The phenomenon is not a Greek peculiarity. Workers from many southern European countries (Portugal, Spain, Cyprus) and Eastern Europe (Romania, Poland) migrate to central and northern European countries aiming for better job opportunities. This highlights the divergence of the core and the periphery over the past decade in the European continent, with central and northern European countries being in need and able to absorb more workers, in contrast to southern and eastern European countries which find it difficult to take advantage of their domestic workforce.

The flight of human capital is above all a huge blow to the economy. If one considers that every year about 70,000 student-candidates are examined in the national exams, Greece has been systematically losing an equal or higher number of people every year since 2013 (see graph), who should be able to find opportunities in the domestic labour market. At the same time, the loss of active labour force is causing serious malfunctions in the country’s fiscal space. The state invests in the new generation by offering free education (public schools and universities), free health care and so on. The return of this investment shifts to the future – through taxation when young people enter the labour market. These tax revenues are crucial both for the insurance system, as they finance pensions for the elderly, as well as for wider public spending. With the flight of human resources abroad, Greece has incurred the cost of an investment, while its return is directed to other countries. This results in a vicious circle in which countries deviating from the European average lose human capital and at the same time resources that could finance development and halt the phenomenon.

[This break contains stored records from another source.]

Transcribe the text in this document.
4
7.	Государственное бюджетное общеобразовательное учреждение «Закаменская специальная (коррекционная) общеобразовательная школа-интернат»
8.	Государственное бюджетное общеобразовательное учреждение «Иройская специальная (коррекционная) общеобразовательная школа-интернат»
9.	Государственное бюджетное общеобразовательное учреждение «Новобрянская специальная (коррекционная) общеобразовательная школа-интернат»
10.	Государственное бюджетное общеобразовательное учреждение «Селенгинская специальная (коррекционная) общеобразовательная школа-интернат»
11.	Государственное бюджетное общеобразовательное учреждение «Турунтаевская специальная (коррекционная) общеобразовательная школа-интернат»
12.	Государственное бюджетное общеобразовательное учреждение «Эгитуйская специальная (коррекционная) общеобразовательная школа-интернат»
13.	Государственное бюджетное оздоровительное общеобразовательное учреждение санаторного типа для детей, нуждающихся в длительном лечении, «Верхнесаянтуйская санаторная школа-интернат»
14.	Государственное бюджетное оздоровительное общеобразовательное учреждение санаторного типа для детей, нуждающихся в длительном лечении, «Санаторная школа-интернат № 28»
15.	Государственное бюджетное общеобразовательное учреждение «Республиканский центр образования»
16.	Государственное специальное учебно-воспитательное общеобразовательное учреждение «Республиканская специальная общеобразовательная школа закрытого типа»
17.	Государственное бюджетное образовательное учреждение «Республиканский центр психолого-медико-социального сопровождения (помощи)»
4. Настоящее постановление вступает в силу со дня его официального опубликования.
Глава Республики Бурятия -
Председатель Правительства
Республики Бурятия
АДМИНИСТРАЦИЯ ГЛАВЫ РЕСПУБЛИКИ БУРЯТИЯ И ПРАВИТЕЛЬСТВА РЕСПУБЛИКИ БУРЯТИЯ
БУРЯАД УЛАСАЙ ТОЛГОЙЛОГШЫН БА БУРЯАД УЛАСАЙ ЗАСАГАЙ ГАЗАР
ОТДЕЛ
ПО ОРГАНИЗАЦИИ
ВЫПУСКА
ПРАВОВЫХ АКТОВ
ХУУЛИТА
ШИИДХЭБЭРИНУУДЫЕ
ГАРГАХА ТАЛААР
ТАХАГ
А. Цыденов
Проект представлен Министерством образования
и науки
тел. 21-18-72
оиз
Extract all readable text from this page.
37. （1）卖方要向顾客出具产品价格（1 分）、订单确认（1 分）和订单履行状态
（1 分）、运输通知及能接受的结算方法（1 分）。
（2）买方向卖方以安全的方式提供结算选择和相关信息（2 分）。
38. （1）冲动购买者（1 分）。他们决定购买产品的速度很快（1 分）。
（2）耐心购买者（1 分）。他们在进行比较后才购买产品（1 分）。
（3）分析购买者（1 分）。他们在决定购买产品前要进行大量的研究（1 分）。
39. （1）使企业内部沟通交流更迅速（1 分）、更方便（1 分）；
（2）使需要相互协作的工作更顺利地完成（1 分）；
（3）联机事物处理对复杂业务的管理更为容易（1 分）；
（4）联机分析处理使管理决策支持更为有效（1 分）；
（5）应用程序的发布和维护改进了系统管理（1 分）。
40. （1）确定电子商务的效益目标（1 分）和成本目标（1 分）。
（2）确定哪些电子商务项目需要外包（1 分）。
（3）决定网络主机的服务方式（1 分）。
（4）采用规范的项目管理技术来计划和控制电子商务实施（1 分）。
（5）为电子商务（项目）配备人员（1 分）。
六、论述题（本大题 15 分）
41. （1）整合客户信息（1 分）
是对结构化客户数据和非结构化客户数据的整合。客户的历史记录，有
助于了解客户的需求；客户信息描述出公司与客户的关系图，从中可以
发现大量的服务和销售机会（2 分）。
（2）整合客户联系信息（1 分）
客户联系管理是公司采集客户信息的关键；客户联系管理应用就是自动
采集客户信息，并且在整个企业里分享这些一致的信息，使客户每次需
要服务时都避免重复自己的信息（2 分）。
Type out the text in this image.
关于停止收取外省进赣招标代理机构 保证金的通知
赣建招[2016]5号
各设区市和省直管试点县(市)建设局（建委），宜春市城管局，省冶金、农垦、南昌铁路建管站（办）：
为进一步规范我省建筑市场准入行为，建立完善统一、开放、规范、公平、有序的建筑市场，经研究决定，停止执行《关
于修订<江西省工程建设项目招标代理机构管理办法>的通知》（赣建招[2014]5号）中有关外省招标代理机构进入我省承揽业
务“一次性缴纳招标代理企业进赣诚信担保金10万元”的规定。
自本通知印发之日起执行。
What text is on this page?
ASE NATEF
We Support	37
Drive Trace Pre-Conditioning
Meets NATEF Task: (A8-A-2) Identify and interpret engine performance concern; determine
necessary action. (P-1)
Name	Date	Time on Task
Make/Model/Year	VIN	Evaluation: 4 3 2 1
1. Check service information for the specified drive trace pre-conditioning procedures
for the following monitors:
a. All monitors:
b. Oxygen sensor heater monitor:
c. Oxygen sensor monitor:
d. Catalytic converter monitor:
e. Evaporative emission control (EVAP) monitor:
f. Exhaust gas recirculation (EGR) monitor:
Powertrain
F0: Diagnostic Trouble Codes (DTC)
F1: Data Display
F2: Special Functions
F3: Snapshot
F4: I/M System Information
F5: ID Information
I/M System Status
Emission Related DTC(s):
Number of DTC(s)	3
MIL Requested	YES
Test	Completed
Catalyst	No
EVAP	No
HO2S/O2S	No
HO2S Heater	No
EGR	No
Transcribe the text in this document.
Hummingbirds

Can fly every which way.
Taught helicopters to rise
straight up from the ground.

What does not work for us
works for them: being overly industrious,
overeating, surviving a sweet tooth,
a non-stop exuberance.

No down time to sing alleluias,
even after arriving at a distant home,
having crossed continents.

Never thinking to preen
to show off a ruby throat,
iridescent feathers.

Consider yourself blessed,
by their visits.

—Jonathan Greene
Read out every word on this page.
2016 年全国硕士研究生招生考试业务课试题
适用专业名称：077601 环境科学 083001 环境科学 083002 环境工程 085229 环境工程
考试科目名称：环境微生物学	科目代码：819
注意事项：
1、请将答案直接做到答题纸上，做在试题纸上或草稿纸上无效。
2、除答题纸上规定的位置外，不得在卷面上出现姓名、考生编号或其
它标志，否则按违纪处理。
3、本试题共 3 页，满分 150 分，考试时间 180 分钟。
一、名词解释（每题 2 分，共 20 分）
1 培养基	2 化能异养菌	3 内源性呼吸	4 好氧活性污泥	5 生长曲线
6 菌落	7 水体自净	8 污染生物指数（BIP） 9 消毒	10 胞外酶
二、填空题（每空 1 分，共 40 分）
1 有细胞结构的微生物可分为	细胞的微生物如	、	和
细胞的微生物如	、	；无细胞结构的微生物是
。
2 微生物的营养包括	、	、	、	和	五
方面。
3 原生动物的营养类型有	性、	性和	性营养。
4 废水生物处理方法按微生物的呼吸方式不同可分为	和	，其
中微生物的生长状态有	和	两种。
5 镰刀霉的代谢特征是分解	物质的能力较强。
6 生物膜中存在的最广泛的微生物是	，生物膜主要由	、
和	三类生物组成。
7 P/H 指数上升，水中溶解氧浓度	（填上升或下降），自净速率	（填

But labour mobility can prove to be an opportunity for the country. The employees who emigrated can transfer work experience and best practices from host countries to countries of origin. This brings added value to an economy provided that these workers return. This should be the main concern of public policy aiming to restrict the flight of human capital, the creation of these conditions which will render the Greek labour market attractive to the workforce.

None of this is new, the issue has been in the public debate since the beginning of the 2010s, but today the need to limit the phenomenon is becoming urgent. The demographic trend wants Greece to rank high among European countries, in terms of the percentage of the elderly population, therefore the loss of potential workforce and especially of young age is a luxury that Greece does not have.